Canonical is going the route of Microsoft:
http://mjg59.dreamwidth.org/27327.html
Basically, whatever you type in a virtual container (like your email account passwords or the password to your bank's windows application running in a vitualized window), that will also show up in plain text in the text editor or terminal window that is open in your native session, and will be part of the history of your terminal session etc... so huge security leak.
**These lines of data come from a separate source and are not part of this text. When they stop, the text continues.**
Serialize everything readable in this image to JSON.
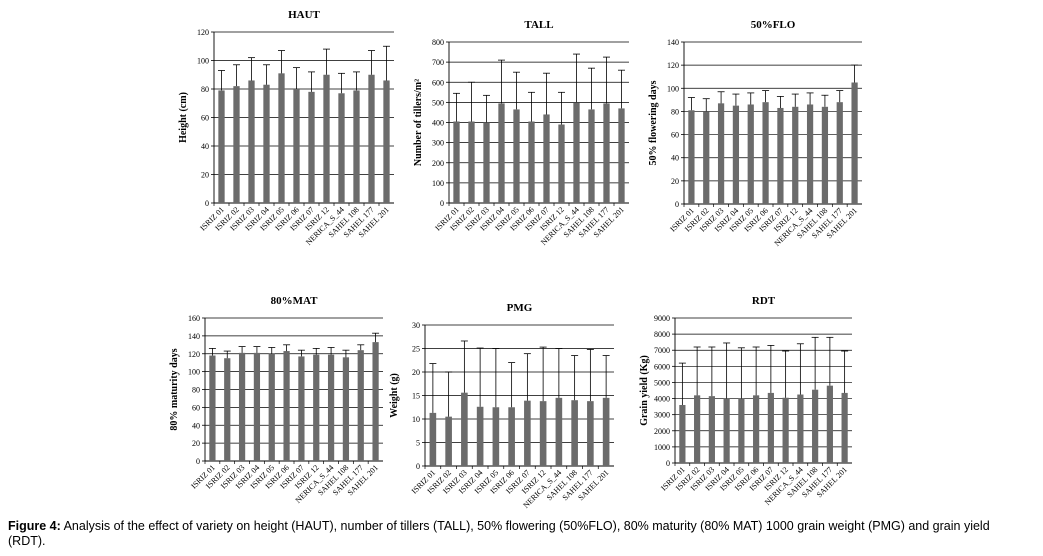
{
  "figure": {
    "caption_label": "Figure 4:",
    "caption_text": " Analysis of the effect of variety on height (HAUT), number of tillers (TALL), 50% flowering (50%FLO), 80% maturity (80% MAT) 1000 grain weight (PMG) and grain yield (RDT)."
  },
  "colors": {
    "bar": "#6b6b6b",
    "grid": "#000000",
    "axis": "#000000"
  },
  "chart_data": [
    {
      "type": "bar",
      "title": "HAUT",
      "ylabel": "Height (cm)",
      "xlabel": "",
      "ylim": [
        0,
        120
      ],
      "yticks": [
        0,
        20,
        40,
        60,
        80,
        100,
        120
      ],
      "grid": true,
      "categories": [
        "ISRIZ 01",
        "ISRIZ 02",
        "ISRIZ 03",
        "ISRIZ 04",
        "ISRIZ 05",
        "ISRIZ 06",
        "ISRIZ 07",
        "ISRIZ 12",
        "NERICA_S_44",
        "SAHEL 108",
        "SAHEL 177",
        "SAHEL 201"
      ],
      "values": [
        79,
        82,
        86,
        83,
        91,
        80,
        78,
        90,
        77,
        79,
        90,
        86
      ],
      "error": [
        14,
        15,
        16,
        14,
        16,
        15,
        14,
        18,
        14,
        13,
        17,
        24
      ]
    },
    {
      "type": "bar",
      "title": "TALL",
      "ylabel": "Number of tillers/m²",
      "xlabel": "",
      "ylim": [
        0,
        800
      ],
      "yticks": [
        0,
        100,
        200,
        300,
        400,
        500,
        600,
        700,
        800
      ],
      "grid": true,
      "categories": [
        "ISRIZ 01",
        "ISRIZ 02",
        "ISRIZ 03",
        "ISRIZ 04",
        "ISRIZ 05",
        "ISRIZ 06",
        "ISRIZ 07",
        "ISRIZ 12",
        "NERICA_S_44",
        "SAHEL 108",
        "SAHEL 177",
        "SAHEL 201"
      ],
      "values": [
        405,
        405,
        400,
        495,
        465,
        405,
        440,
        390,
        500,
        465,
        495,
        470
      ],
      "error": [
        140,
        195,
        135,
        215,
        185,
        145,
        205,
        160,
        240,
        205,
        230,
        190
      ]
    },
    {
      "type": "bar",
      "title": "50%FLO",
      "ylabel": "50% flowering days",
      "xlabel": "",
      "ylim": [
        0,
        140
      ],
      "yticks": [
        0,
        20,
        40,
        60,
        80,
        100,
        120,
        140
      ],
      "grid": true,
      "categories": [
        "ISRIZ 01",
        "ISRIZ 02",
        "ISRIZ 03",
        "ISRIZ 04",
        "ISRIZ 05",
        "ISRIZ 06",
        "ISRIZ 07",
        "ISRIZ 12",
        "NERICA_S_44",
        "SAHEL 108",
        "SAHEL 177",
        "SAHEL 201"
      ],
      "values": [
        81,
        80,
        87,
        85,
        86,
        88,
        83,
        84,
        86,
        84,
        88,
        105
      ],
      "error": [
        11,
        11,
        10,
        10,
        10,
        10,
        10,
        11,
        10,
        10,
        10,
        15
      ]
    },
    {
      "type": "bar",
      "title": "80%MAT",
      "ylabel": "80% maturity days",
      "xlabel": "",
      "ylim": [
        0,
        160
      ],
      "yticks": [
        0,
        20,
        40,
        60,
        80,
        100,
        120,
        140,
        160
      ],
      "grid": true,
      "categories": [
        "ISRIZ 01",
        "ISRIZ 02",
        "ISRIZ 03",
        "ISRIZ 04",
        "ISRIZ 05",
        "ISRIZ 06",
        "ISRIZ 07",
        "ISRIZ 12",
        "NERICA_S_44",
        "SAHEL 108",
        "SAHEL 177",
        "SAHEL 201"
      ],
      "values": [
        118,
        115,
        121,
        121,
        120,
        123,
        117,
        119,
        119,
        116,
        124,
        133
      ],
      "error": [
        8,
        8,
        7,
        7,
        7,
        7,
        7,
        7,
        8,
        8,
        6,
        10
      ]
    },
    {
      "type": "bar",
      "title": "PMG",
      "ylabel": "Weight (g)",
      "xlabel": "",
      "ylim": [
        0,
        30
      ],
      "yticks": [
        0,
        5,
        10,
        15,
        20,
        25,
        30
      ],
      "grid": true,
      "categories": [
        "ISRIZ 01",
        "ISRIZ 02",
        "ISRIZ 03",
        "ISRIZ 04",
        "ISRIZ 05",
        "ISRIZ 06",
        "ISRIZ 07",
        "ISRIZ 12",
        "NERICA_S_44",
        "SAHEL 108",
        "SAHEL 177",
        "SAHEL 201"
      ],
      "values": [
        11.3,
        10.5,
        15.6,
        12.6,
        12.5,
        12.5,
        13.9,
        13.8,
        14.5,
        14.0,
        13.8,
        14.5
      ],
      "error": [
        10.5,
        9.5,
        11,
        12.5,
        12.5,
        9.5,
        10,
        11.5,
        10.5,
        9.5,
        11,
        9
      ]
    },
    {
      "type": "bar",
      "title": "RDT",
      "ylabel": "Grain yield (Kg)",
      "xlabel": "",
      "ylim": [
        0,
        9000
      ],
      "yticks": [
        0,
        1000,
        2000,
        3000,
        4000,
        5000,
        6000,
        7000,
        8000,
        9000
      ],
      "grid": true,
      "categories": [
        "ISRIZ 01",
        "ISRIZ 02",
        "ISRIZ 03",
        "ISRIZ 04",
        "ISRIZ 05",
        "ISRIZ 06",
        "ISRIZ 07",
        "ISRIZ 12",
        "NERICA_S_44",
        "SAHEL 108",
        "SAHEL 177",
        "SAHEL 201"
      ],
      "values": [
        3600,
        4200,
        4150,
        4000,
        4000,
        4200,
        4350,
        4050,
        4250,
        4550,
        4800,
        4350
      ],
      "error": [
        2600,
        3000,
        3050,
        3450,
        3150,
        3000,
        2950,
        2900,
        3150,
        3250,
        3000,
        2600
      ]
    }
  ]
}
Apparently Canonical has known this since June now, and they can't fix it, so they have mentioned a disclaimer in a hidden place instead... NOT compliant with free and open source software quality standard, absolutely unacceptable!!! The best joke is that Jono Bacon has commented the above linked article by stating that "it's just a bug, an important bug, but just a bug...", well, dear Mr Bacon, no it's not, it's a disgrace to the open source software community, Canonical should have immediately taken down XMir instead of spreading so much hot air marketing about it, something Canonical has been doing a lot lately... is Canonical a snake oil marketeer or a free and open source software developer...
Basically, what this means is that people that use Ubuntu, shouldn't update and stay with 12.04LTS and Unity6 or Gnome, or they should switch to Xubuntu, which has refused to implement XMir because of the problems with Mir and the huge performance penalty of XMir, and will be implementing Wayland+Weston as soon as XFCE 4.11 comes out, and they have also decided to focus on helping the migration of XFCE from gtk2 to gtk3 so that this may come faster, because it's terribly overdue because of the decision to migrate XFCE entirely before releasing a new version, which is a correct decision given the fast evolution of Wayland, but of course requires a lot of time and effort.